The data has been analyzed since first observed back in September. Right now the data shows 5.1 sigma for accuracy. The science community requires 5 sigma to firmly state that the data is real. 5 sigma basically means 99.99994% certainty that whatever you're measuring actually occurred, in other words only a 1 in 6 million chance that the signal was fake.
 
That's not what confirmation bias is.

All proper science starts with a hypothesis which a scientist expects to either prove or disprove with repeatable experimentation, and there's nothing wrong with a scientist hoping for a particular answer. Certainly, for example, every medical doctor testing a new drug has such hopes. Even more certainly, it would be wrong to fault a scientist for getting super-excited about the most important discovery ever in their field.

It's bad wording. He didn't say "it came out as we expected" or "It came out as we hoped" he said "it came out as we intended"

The word intended is dangerous in this context.
 
The scientists that i have seen quoted claim that the only thing powerful enough to make gravitational waves is a pair of black holes orbiting each other at near half the speed of light.

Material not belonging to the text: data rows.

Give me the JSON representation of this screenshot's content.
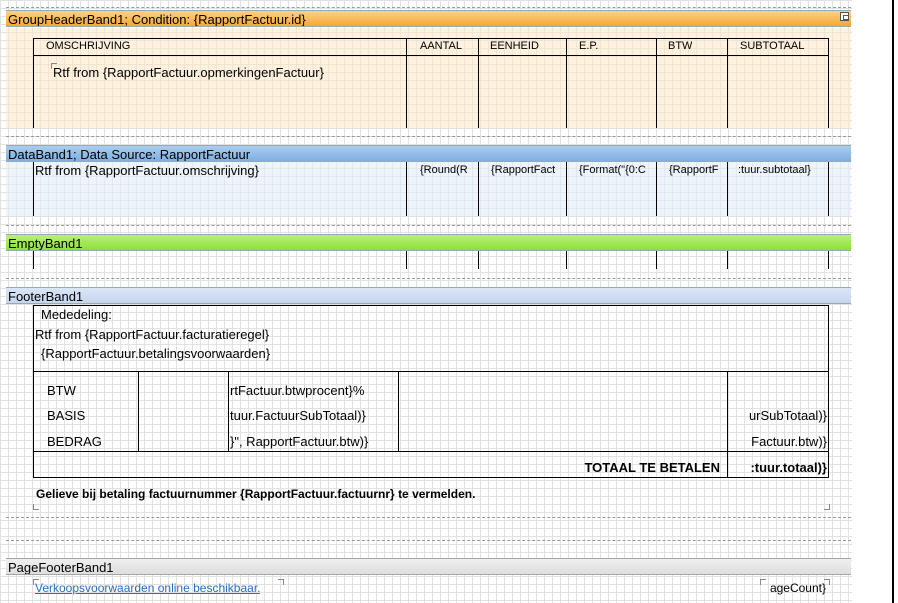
{
  "group_header": {
    "title": "GroupHeaderBand1; Condition: {RapportFactuur.id}",
    "columns": [
      "OMSCHRIJVING",
      "AANTAL",
      "EENHEID",
      "E.P.",
      "BTW",
      "SUBTOTAAL"
    ],
    "rtf_text": "Rtf from {RapportFactuur.opmerkingenFactuur}"
  },
  "data_band": {
    "title": "DataBand1; Data Source: RapportFactuur",
    "description": "Rtf from {RapportFactuur.omschrijving}",
    "cells": [
      "{Round(R",
      "{RapportFact",
      "{Format(\"{0:C",
      "{RapportF",
      ":tuur.subtotaal}"
    ]
  },
  "empty_band": {
    "title": "EmptyBand1"
  },
  "footer_band": {
    "title": "FooterBand1",
    "mededeling": "Mededeling:",
    "rtf_text": "Rtf from {RapportFactuur.facturatieregel}",
    "betalingsvoorwaarden": "{RapportFactuur.betalingsvoorwaarden}",
    "rows": [
      {
        "label": "BTW",
        "value": "rtFactuur.btwprocent}%",
        "right": ""
      },
      {
        "label": "BASIS",
        "value": "tuur.FactuurSubTotaal)}",
        "right": "urSubTotaal)}"
      },
      {
        "label": "BEDRAG",
        "value": "}\", RapportFactuur.btw)}",
        "right": "Factuur.btw)}"
      }
    ],
    "total_label": "TOTAAL  TE BETALEN",
    "total_value": ":tuur.totaal)}",
    "notice": "Gelieve bij betaling factuurnummer {RapportFactuur.factuurnr} te vermelden."
  },
  "page_footer": {
    "title": "PageFooterBand1",
    "link": "Verkoopsvoorwaarden online beschikbaar.",
    "page_count": "ageCount}"
  },
  "colors": {
    "group_header": "#f8a732",
    "data_band": "#7fb0e0",
    "empty_band": "#8ee03a",
    "footer_band": "#c6d6ee",
    "page_footer": "#dedede",
    "link": "#2a6ebe"
  }
}
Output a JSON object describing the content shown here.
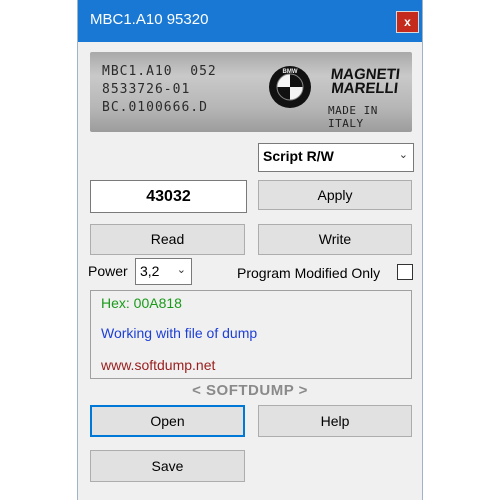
{
  "window": {
    "title": "MBC1.A10 95320",
    "close_label": "x"
  },
  "ecu_label": {
    "lines": [
      "MBC1.A10  052",
      "8533726-01",
      "BC.0100666.D"
    ],
    "brand_top": "MAGNETI",
    "brand_bottom": "MARELLI",
    "origin": "MADE IN ITALY",
    "bmw_letters": "BMW"
  },
  "mode_select": {
    "value": "Script R/W"
  },
  "number_field": {
    "value": "43032"
  },
  "buttons": {
    "apply": "Apply",
    "read": "Read",
    "write": "Write",
    "open": "Open",
    "help": "Help",
    "save": "Save"
  },
  "power": {
    "label": "Power",
    "value": "3,2"
  },
  "program_modified_only": {
    "label": "Program Modified Only",
    "checked": false
  },
  "log": {
    "hex": "Hex: 00A818",
    "status": "Working with file of dump",
    "url": "www.softdump.net"
  },
  "footer": {
    "brand": "< SOFTDUMP >"
  },
  "colors": {
    "title_bar": "#1978d4",
    "close_button": "#c42b1c",
    "hex_text": "#1a9a1a",
    "status_text": "#1d3fd6",
    "url_text": "#9a1c1c",
    "focus_border": "#0078d7"
  }
}
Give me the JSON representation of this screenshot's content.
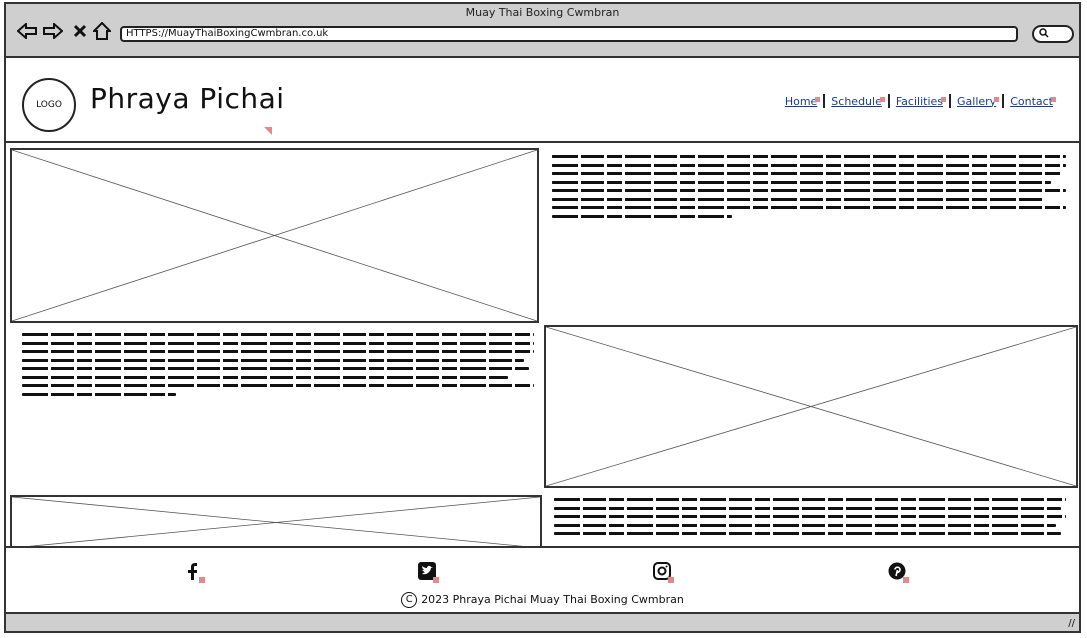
{
  "window": {
    "title": "Muay Thai Boxing Cwmbran"
  },
  "browser": {
    "url": "HTTPS://MuayThaiBoxingCwmbran.co.uk",
    "icons": [
      "back-icon",
      "forward-icon",
      "close-icon",
      "home-icon",
      "search-icon"
    ]
  },
  "header": {
    "logo_text": "LOGO",
    "brand": "Phraya Pichai",
    "nav": [
      {
        "label": "Home"
      },
      {
        "label": "Schedule"
      },
      {
        "label": "Facilities"
      },
      {
        "label": "Gallery"
      },
      {
        "label": "Contact"
      }
    ]
  },
  "footer": {
    "social": [
      "facebook-icon",
      "twitter-icon",
      "instagram-icon",
      "pinterest-icon"
    ],
    "copyright": "2023 Phraya Pichai Muay Thai Boxing Cwmbran"
  },
  "colors": {
    "chrome": "#cfcfcf",
    "link": "#1a3d8f",
    "marker": "#e28a8a"
  }
}
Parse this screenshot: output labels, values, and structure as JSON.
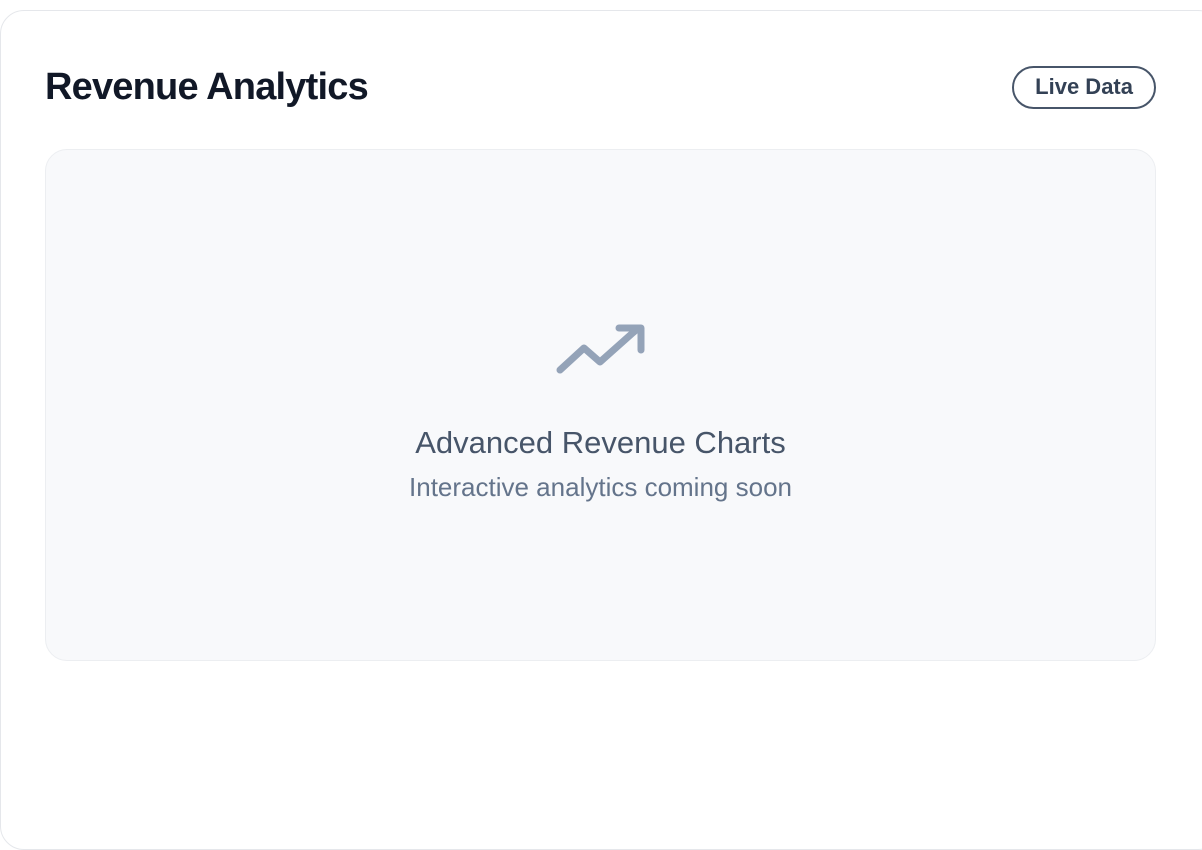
{
  "card": {
    "title": "Revenue Analytics",
    "badge_label": "Live Data"
  },
  "placeholder": {
    "icon": "trending-up-icon",
    "heading": "Advanced Revenue Charts",
    "subheading": "Interactive analytics coming soon"
  },
  "colors": {
    "title": "#111827",
    "badge_border": "#475569",
    "placeholder_bg": "#f8f9fb",
    "icon": "#94a3b8",
    "heading": "#475569",
    "subheading": "#64748b"
  }
}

The experiment has been running for over a decade at a cost of over $1 billion dollars and has to date detected a single 1/5 second "chirp" as 2 black holes merged into one. If there were some practical application even speculated about I wouldn't mind. But every scientist I've found that was asked about application has responded that it has no practical application and never will beyond detecting the rare ripple sent out by huge gravities colliding. The money would have been better spent figuring out how to make socks that will fold themselves.

You can't put a price tag on science. Science is not an investment. Suggesting that only that science should be allowed that has an immediate practical use, exploitable for monetary gain, is just plain WRONG.

Science is about understanding how things work, and what is the nature of the universe and everything in it.

Fuck this backwards society only caring about money.
 
Eh..... Science is an investment. One does it in the hopes of improving the future. There probably some that do it for the fun of it, but even then, I'm sure they have an investment in it.
 
Eh..... Science is an investment. One does it in the hopes of improving the future. There probably some that do it for the fun of it, but even then, I'm sure they have an investment in it.

And who are you again speaking on behalf on all the scientist of the world?

When there is money involved you get cutting corners and you get corruption. Therefore I don't trust anyone doing science in the hopes of getting influence or money from it.

The worst are those science institutions who oppress new ideas, to preserve their authority.
 
This is going to be interesting. With as small as the movement is hard to believe it's not in the an error.

Oh, just hold on to your shorts because it may just come to that. I find it hard to believe that this wasn't peer reviewed.
 
To be honest, at $1.5 billion spent, this is still a very primitive device. Consider: in 1904 radio wave experiments could detect ships up to 3km away. I think most of the 'easy' science has be done. Welcome to the 21st century!